You are working through your lifecycle emails, deciding which ones deserve a testimonial, and you reach the re-engagement email — the message you send to a user who signed up, poked around, and then went silent for weeks. The subject line is some version of "we miss you," and the instinct that adds a glowing quote to a landing page whispers that maybe a testimonial will remind this drifting user what they are missing. But the person reading a re-engagement email is not a stranger deciding whether to trust you. They are someone who already tried your product and, for some reason, stopped. That history changes everything about what a testimonial does here. Before you drop a customer quote under the "come back" button, it is worth asking what actually made this person go quiet.

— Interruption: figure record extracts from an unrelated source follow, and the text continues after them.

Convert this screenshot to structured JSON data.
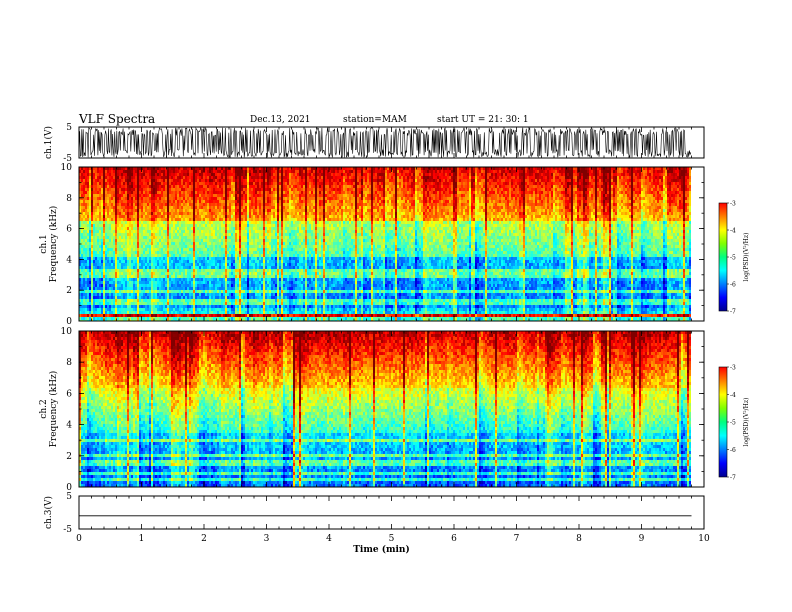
{
  "header": {
    "title": "VLF Spectra",
    "date": "Dec.13, 2021",
    "station": "station=MAM",
    "start_ut": "start  UT  =   21: 30: 1"
  },
  "chart_data": [
    {
      "type": "line",
      "name": "ch1-waveform",
      "ylabel": "ch.1(V)",
      "ylim": [
        -5,
        5
      ],
      "yticks": [
        -5,
        5
      ],
      "xlim": [
        0,
        10
      ],
      "description_of_trace": "dense waveform spanning nearly full range, data ends near 9.8 min"
    },
    {
      "type": "heatmap",
      "name": "ch1-spectrogram",
      "ylabel_channel": "ch.1",
      "ylabel": "Frequency (kHz)",
      "ylim": [
        0,
        10
      ],
      "yticks": [
        0,
        2,
        4,
        6,
        8,
        10
      ],
      "xlim": [
        0,
        10
      ],
      "colorbar": {
        "label": "log(PSD)(V²/Hz)",
        "range": [
          -7,
          -3
        ],
        "ticks": [
          -3,
          -4,
          -5,
          -6,
          -7
        ],
        "colormap": "jet"
      }
    },
    {
      "type": "heatmap",
      "name": "ch2-spectrogram",
      "ylabel_channel": "ch.2",
      "ylabel": "Frequency (kHz)",
      "ylim": [
        0,
        10
      ],
      "yticks": [
        0,
        2,
        4,
        6,
        8,
        10
      ],
      "xlim": [
        0,
        10
      ],
      "colorbar": {
        "label": "log(PSD)(V²/Hz)",
        "range": [
          -7,
          -3
        ],
        "ticks": [
          -3,
          -4,
          -5,
          -6,
          -7
        ],
        "colormap": "jet"
      }
    },
    {
      "type": "line",
      "name": "ch3-waveform",
      "ylabel": "ch.3(V)",
      "ylim": [
        -5,
        5
      ],
      "yticks": [
        -5,
        5
      ],
      "xlim": [
        0,
        10
      ],
      "xlabel": "Time (min)",
      "xticks": [
        0,
        1,
        2,
        3,
        4,
        5,
        6,
        7,
        8,
        9,
        10
      ],
      "y": [
        -1
      ]
    }
  ]
}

Who is reading a re-engagement email
Here is the fact that changes the decision: a dormant user is not unconvinced — they are unactivated, distracted, or quietly disappointed. They gave your product a look and something stalled: they never hit the moment where it clicked, life got busy, or the product did not do the one thing they came for. Their unanswered question is not "is this any good," which a testimonial addresses; it is "is it worth my time to come back and try again." A generic quote praising the product answers the wrong question, and worse, it can read as if you did not notice they already gave you a chance and it did not stick.
That mismatch is the core risk. A testimonial that says "This tool changed how our team works" is written for someone who has never logged in. Your dormant user has logged in, saw whatever they saw, and left — telling them how great other people find it can feel like being sold a product they already have sitting unused in a tab. It skips over the real obstacle, which is not belief but momentum. The same misfire as a chirpy quote dropped into a dunning email: true, warm, and aimed at a decision the reader already made.
The narrow case where it helps
There is one genuine exception, and it is specific: a testimonial from someone who was in the same stalled place and broke through. Not "great product," but "I almost gave up in the first week until I set up the one report — now I run it every Monday." That kind of proof works because it speaks directly to the dormant user's actual situation. It says, in effect, "someone like you got stuck exactly where you are and here is what got them unstuck." It reframes the return not as trying an unproven thing again, but as finishing something they started.
The pattern that works is outcome-and-obstacle specific, tied to the exact moment users tend to drift. If your data shows people go quiet before they build their first project, a one-line quote about how quick the first project turned out to be lands with a reader who stalled right there. This is the same discipline behind placing a single result-anchored testimonial in a cancellation flow: proof aimed at a specific doubt, not proof sprayed at a general audience.
Why it usually gets in the way
For most re-engagement emails, a generic testimonial fails in two ways. The first is it ignores the reason they left. Re-engagement works when it feels personal and low-friction: here is what is new since you left, here is the one thing worth two minutes, here is a direct path back to where you stopped. A stranger's praise competes with that and adds nothing the dormant user needs. They do not lack endorsement; they lack a reason and an easy on-ramp. A quote gives neither.
The second is tone collision with a mildly awkward moment. A "we miss you" email is already delicate — you are acknowledging the customer drifted away, and there is a faint risk it reads as needy. Adding a glowing quote can tip it from "here is something useful, come see" into "everyone loves us, why don't you." That can push a wavering user further off rather than pulling them back. The language patterns that make a testimonial sound staged are especially costly here, because a skeptical, already-drifted reader is the harshest possible audience for anything that smells like marketing.
What to put in the email instead
If your re-engagement email has room and you want it working harder, aim at the dormant user's real state — someone who started, stalled, and needs a reason plus a frictionless way back. The highest-value elements are practical: a specific "here is what changed since you left" if something genuinely did, a single concrete next step sized to a couple of minutes, a link that drops them back exactly where they stopped rather than a generic login, and an honest acknowledgment that their time is worth respecting. These serve the person deciding whether to re-open the tab.
If you do use proof, make it the obstacle-specific kind described above — a short line from a customer who stalled where this user stalled and broke through — placed after the reason to return, never ahead of it. This is the same restraint as featuring one testimonial on a paywall or upgrade screen: a single, well-targeted piece of proof supports the ask instead of drowning it.
The rule of thumb
Ask what made this user go quiet. On a re-engagement email the honest answer is almost never "they did not believe the product was good" — it is "they never got to the moment it paid off, or life pulled them away." So the email needs a reason to return and an easy path back, not a stranger's endorsement of a product they already tried. Reserve proof for the one form that changes behavior: a short, obstacle-specific line from someone who was stalled exactly where this user is and got moving. Save the general praise for the pages where genuinely new prospects still live.